In my review I've fully read the source code and can confirm that I fully understand what's happening in here. The unix and hermit targets are extremely straight-forward. As for the windows target, that's a bit more complicated, but still manageable in the end. Windows doesn't have a clear API for determining whether something is a (pseudo) TTY, so the heuristics provided by this crate are as good as it's going to get.

This crate has quite a few unsafe code sections, but that's sometimes required for providing a safe interface. In this case, we need it because the underlying functions for unix (libc) are unsafe, and the same applies to a bunch of winapi functions used in the heuristics for windows.

The bits of unsafe code that's not just wrapping an unsafe function provided by another library are all in the windows heuristics, and involved provisioning buffers that winapi calls can write info back into and some pointer magic. While I couldn't spot an issue with this, a look into the issue tracker revealed that other's have. The buffer creation on the heap is not necessarily aligned properly, meaning that there's a possible soundness issue on windows targets here.

Last but not least, we have to talk about maintenance and and alternatives: The soundness issue mentioned above has been known for over a year, with a fix first pushed to a PR shortly after. Even though there's been reviews from well-known rustaceans, the author hasn't merged this PR yet, and in general there hasn't been any relevant activity for a while.

An alternative implementation that has been derived from atty is is-terminal, which has taken this into consideration and has taken over the rest of the implementation from here, with a slightly different API. They're also switching the underlying implementations around, reducing the amount of unsafe.

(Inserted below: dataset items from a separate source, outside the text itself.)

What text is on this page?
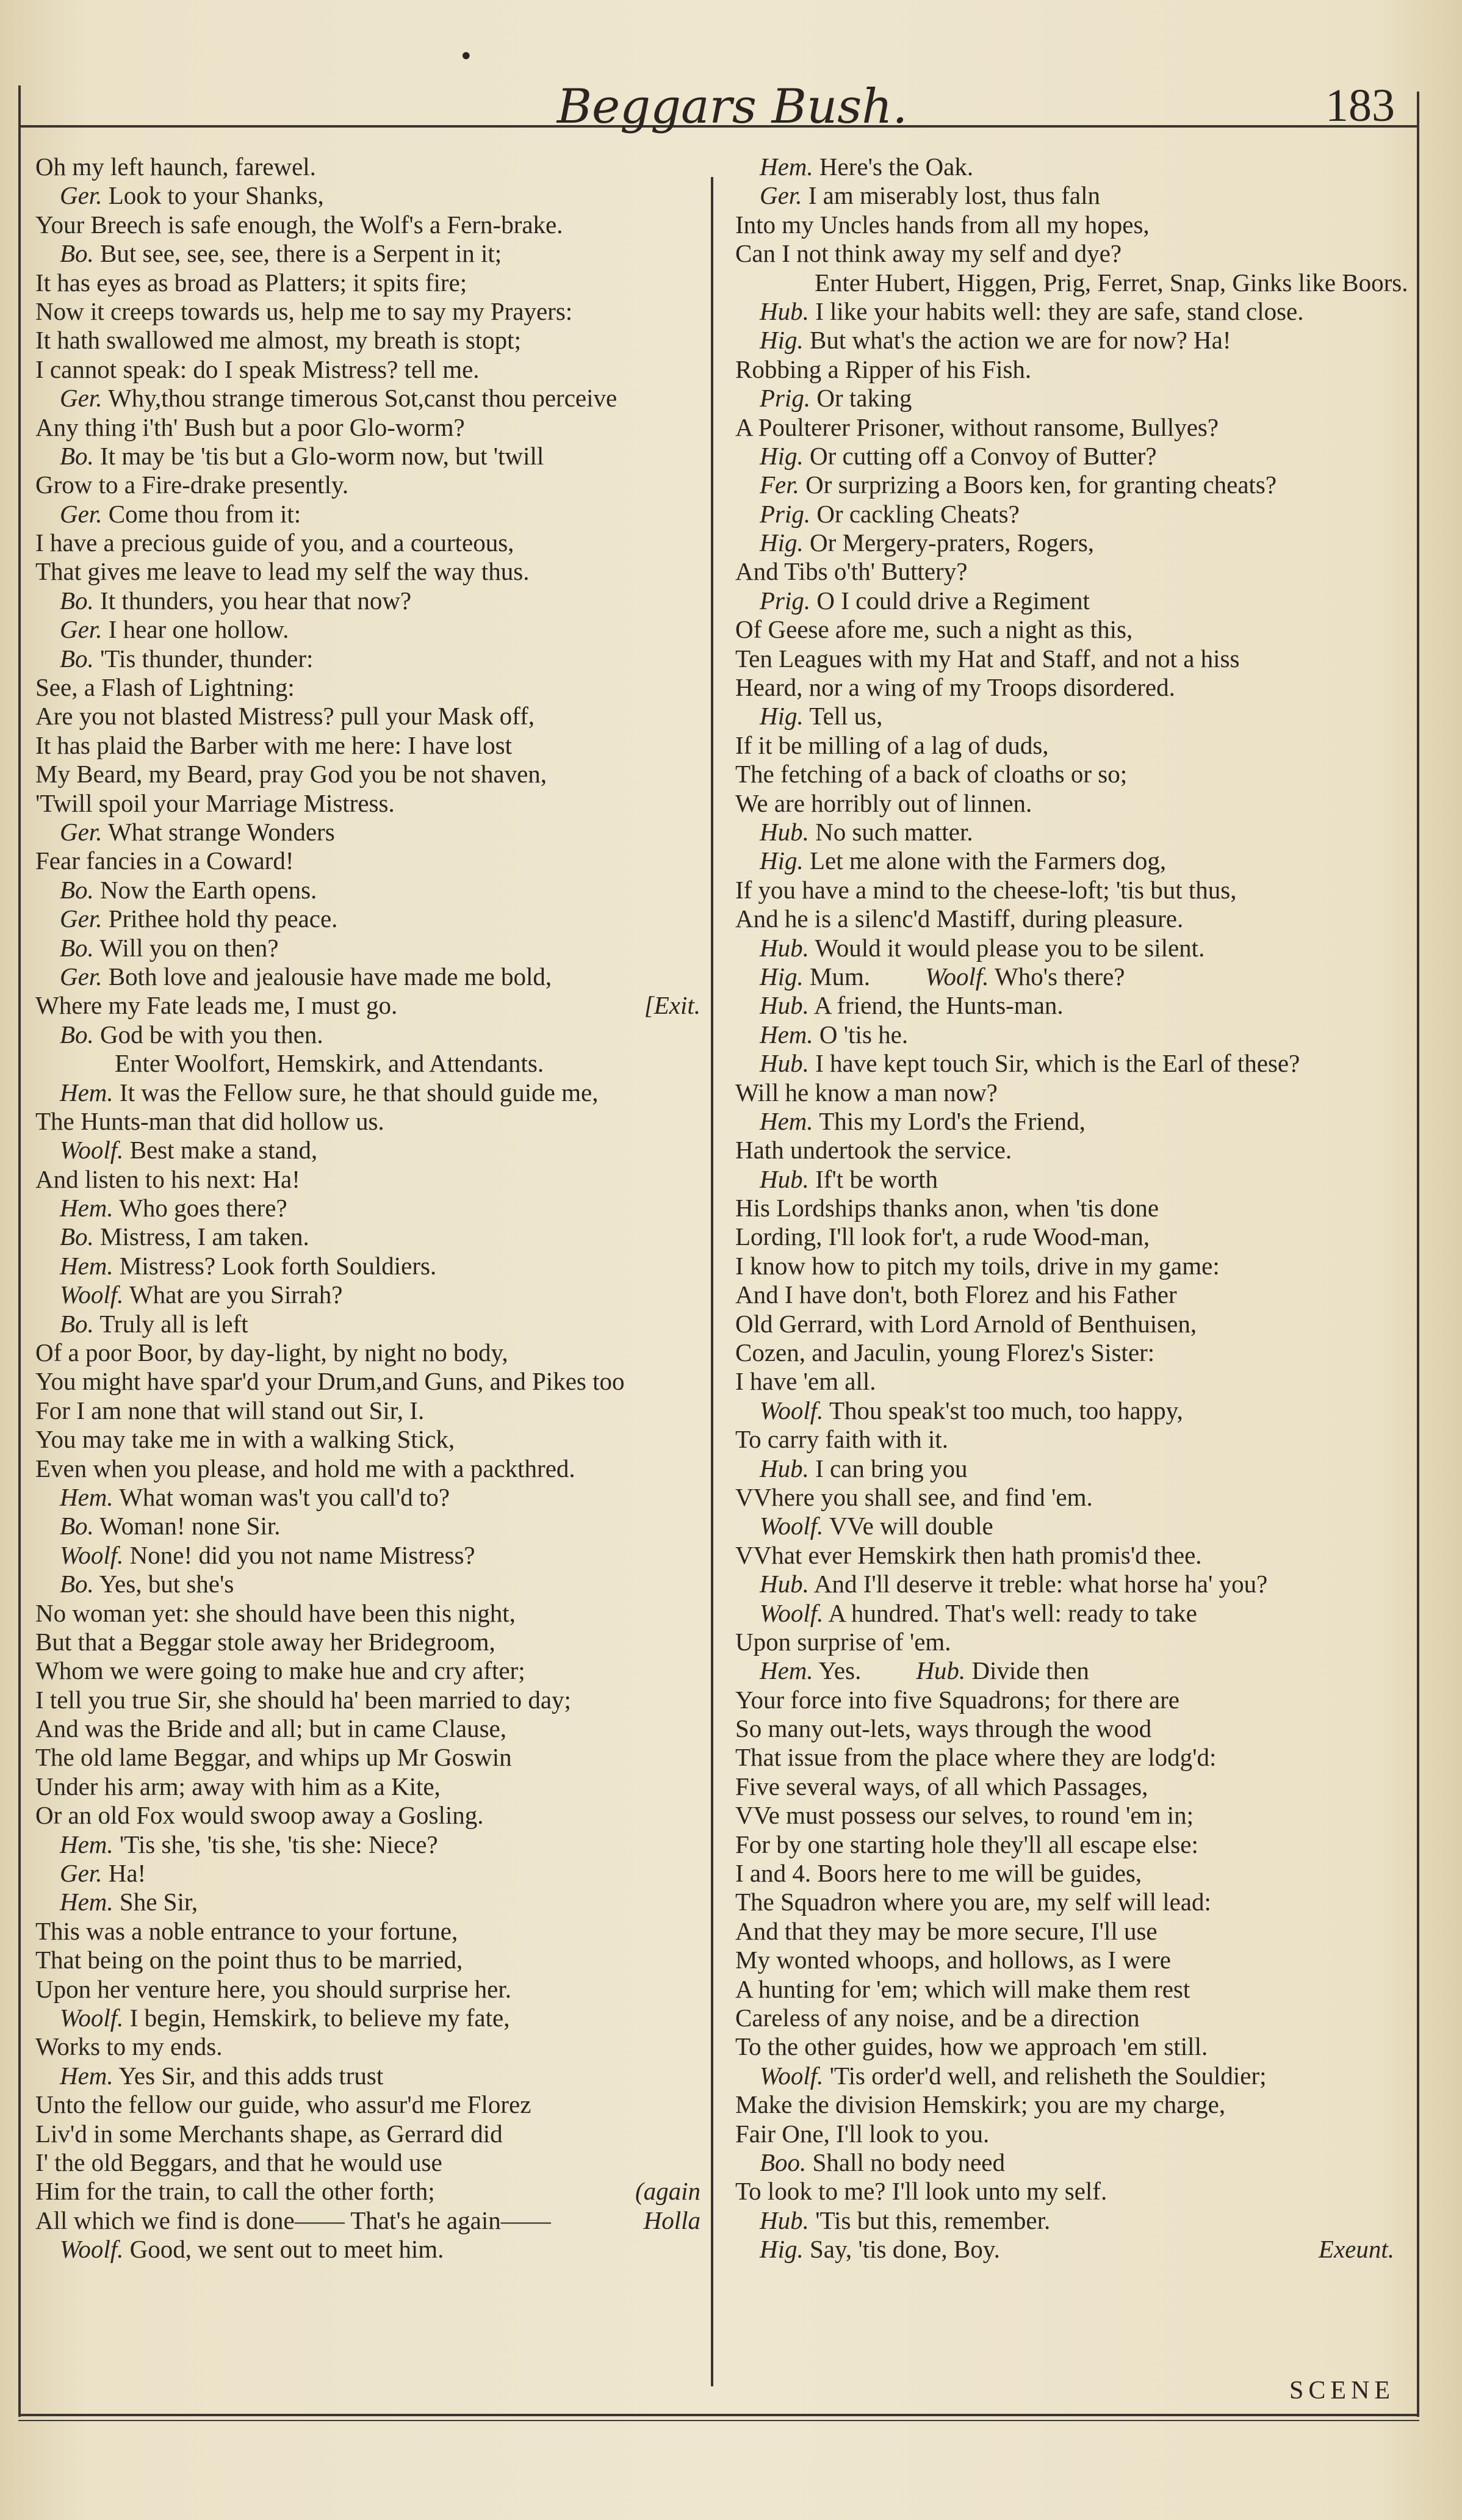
•
Beggars Bush.	183
Oh my left haunch, farewel.
Ger. Look to your Shanks,
Your Breech is safe enough, the Wolf's a Fern-brake.
Bo. But see, see, see, there is a Serpent in it;
It has eyes as broad as Platters; it spits fire;
Now it creeps towards us, help me to say my Prayers:
It hath swallowed me almost, my breath is stopt;
I cannot speak: do I speak Mistress? tell me.
Ger. Why,thou strange timerous Sot,canst thou perceive
Any thing i'th' Bush but a poor Glo-worm?
Bo. It may be 'tis but a Glo-worm now, but 'twill
Grow to a Fire-drake presently.
Ger. Come thou from it:
I have a precious guide of you, and a courteous,
That gives me leave to lead my self the way thus.
Bo. It thunders, you hear that now?
Ger. I hear one hollow.
Bo. 'Tis thunder, thunder:
See, a Flash of Lightning:
Are you not blasted Mistress? pull your Mask off,
It has plaid the Barber with me here: I have lost
My Beard, my Beard, pray God you be not shaven,
'Twill spoil your Marriage Mistress.
Ger. What strange Wonders
Fear fancies in a Coward!
Bo. Now the Earth opens.
Ger. Prithee hold thy peace.
Bo. Will you on then?
Ger. Both love and jealousie have made me bold,
Where my Fate leads me, I must go.	[Exit.
Bo. God be with you then.
Enter Woolfort, Hemskirk, and Attendants.
Hem. It was the Fellow sure, he that should guide me,
The Hunts-man that did hollow us.
Woolf. Best make a stand,
And listen to his next: Ha!
Hem. Who goes there?
Bo. Mistress, I am taken.
Hem. Mistress? Look forth Souldiers.
Woolf. What are you Sirrah?
Bo. Truly all is left
Of a poor Boor, by day-light, by night no body,
You might have spar'd your Drum,and Guns, and Pikes too
For I am none that will stand out Sir, I.
You may take me in with a walking Stick,
Even when you please, and hold me with a packthred.
Hem. What woman was't you call'd to?
Bo. Woman! none Sir.
Woolf. None! did you not name Mistress?
Bo. Yes, but she's
No woman yet: she should have been this night,
But that a Beggar stole away her Bridegroom,
Whom we were going to make hue and cry after;
I tell you true Sir, she should ha' been married to day;
And was the Bride and all; but in came Clause,
The old lame Beggar, and whips up Mr Goswin
Under his arm; away with him as a Kite,
Or an old Fox would swoop away a Gosling.
Hem. 'Tis she, 'tis she, 'tis she: Niece?
Ger. Ha!
Hem. She Sir,
This was a noble entrance to your fortune,
That being on the point thus to be married,
Upon her venture here, you should surprise her.
Woolf. I begin, Hemskirk, to believe my fate,
Works to my ends.
Hem. Yes Sir, and this adds trust
Unto the fellow our guide, who assur'd me Florez
Liv'd in some Merchants shape, as Gerrard did
I' the old Beggars, and that he would use
Him for the train, to call the other forth;	(again
All which we find is done—— That's he again——	Holla
Woolf. Good, we sent out to meet him.
Hem. Here's the Oak.
Ger. I am miserably lost, thus faln
Into my Uncles hands from all my hopes,
Can I not think away my self and dye?
Enter Hubert, Higgen, Prig, Ferret, Snap, Ginks like Boors.
Hub. I like your habits well: they are safe, stand close.
Hig. But what's the action we are for now? Ha!
Robbing a Ripper of his Fish.
Prig. Or taking
A Poulterer Prisoner, without ransome, Bullyes?
Hig. Or cutting off a Convoy of Butter?
Fer. Or surprizing a Boors ken, for granting cheats?
Prig. Or cackling Cheats?
Hig. Or Mergery-praters, Rogers,
And Tibs o'th' Buttery?
Prig. O I could drive a Regiment
Of Geese afore me, such a night as this,
Ten Leagues with my Hat and Staff, and not a hiss
Heard, nor a wing of my Troops disordered.
Hig. Tell us,
If it be milling of a lag of duds,
The fetching of a back of cloaths or so;
We are horribly out of linnen.
Hub. No such matter.
Hig. Let me alone with the Farmers dog,
If you have a mind to the cheese-loft; 'tis but thus,
And he is a silenc'd Mastiff, during pleasure.
Hub. Would it would please you to be silent.
Hig. Mum. Woolf. Who's there?
Hub. A friend, the Hunts-man.
Hem. O 'tis he.
Hub. I have kept touch Sir, which is the Earl of these?
Will he know a man now?
Hem. This my Lord's the Friend,
Hath undertook the service.
Hub. If't be worth
His Lordships thanks anon, when 'tis done
Lording, I'll look for't, a rude Wood-man,
I know how to pitch my toils, drive in my game:
And I have don't, both Florez and his Father
Old Gerrard, with Lord Arnold of Benthuisen,
Cozen, and Jaculin, young Florez's Sister:
I have 'em all.
Woolf. Thou speak'st too much, too happy,
To carry faith with it.
Hub. I can bring you
VVhere you shall see, and find 'em.
Woolf. VVe will double
VVhat ever Hemskirk then hath promis'd thee.
Hub. And I'll deserve it treble: what horse ha' you?
Woolf. A hundred. That's well: ready to take
Upon surprise of 'em.
Hem. Yes. Hub. Divide then
Your force into five Squadrons; for there are
So many out-lets, ways through the wood
That issue from the place where they are lodg'd:
Five several ways, of all which Passages,
VVe must possess our selves, to round 'em in;
For by one starting hole they'll all escape else:
I and 4. Boors here to me will be guides,
The Squadron where you are, my self will lead:
And that they may be more secure, I'll use
My wonted whoops, and hollows, as I were
A hunting for 'em; which will make them rest
Careless of any noise, and be a direction
To the other guides, how we approach 'em still.
Woolf. 'Tis order'd well, and relisheth the Souldier;
Make the division Hemskirk; you are my charge,
Fair One, I'll look to you.
Boo. Shall no body need
To look to me? I'll look unto my self.
Hub. 'Tis but this, remember.
Hig. Say, 'tis done, Boy.	Exeunt.
SCENE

As for why I'm still rating this as positive: With the exception of the potential unsoundness bug on windows, this crate is still okay-ish to be used. Also: Getting rid of it soon is not realistic, because it's in the dependency tree of quite a few widely-used crates.

To summarize: Widely used, foundational crate. Except for on windows, this is perfectly fine, on windows there's an unsoundness bug, and there has not been an update or other activity from upstream. is-terminal is a good alternative, which was derived from this crate, but includes the fix for the unsoundess bug.

0.2.14 (current) Rating: Positive Thoroughness: Medium Understanding: Medium

by vlad20012 on 2021-09-15

This version only adds support for target_os = "hermit" via hermit_abi crate. The rest of the code in the crate has not been changed.

0.2.14 (current) Rating: Positive Thoroughness: Low Understanding: Medium

by andrewaylett on 2021-04-08

Code changes are minimal and sensible.

The current version of atty is 0.2.14.

0.2.13 (older version) Rating: Positive Thoroughness: Low Understanding: Medium

Approved without comment by kornelski on 2019-08-22

0.2.11 (older version) Rating: Positive Thoroughness: Medium Understanding: Medium

by git.sr.ht/~icefox on 2019-08-22

Small platform-functionality wrapper, nothing exciting.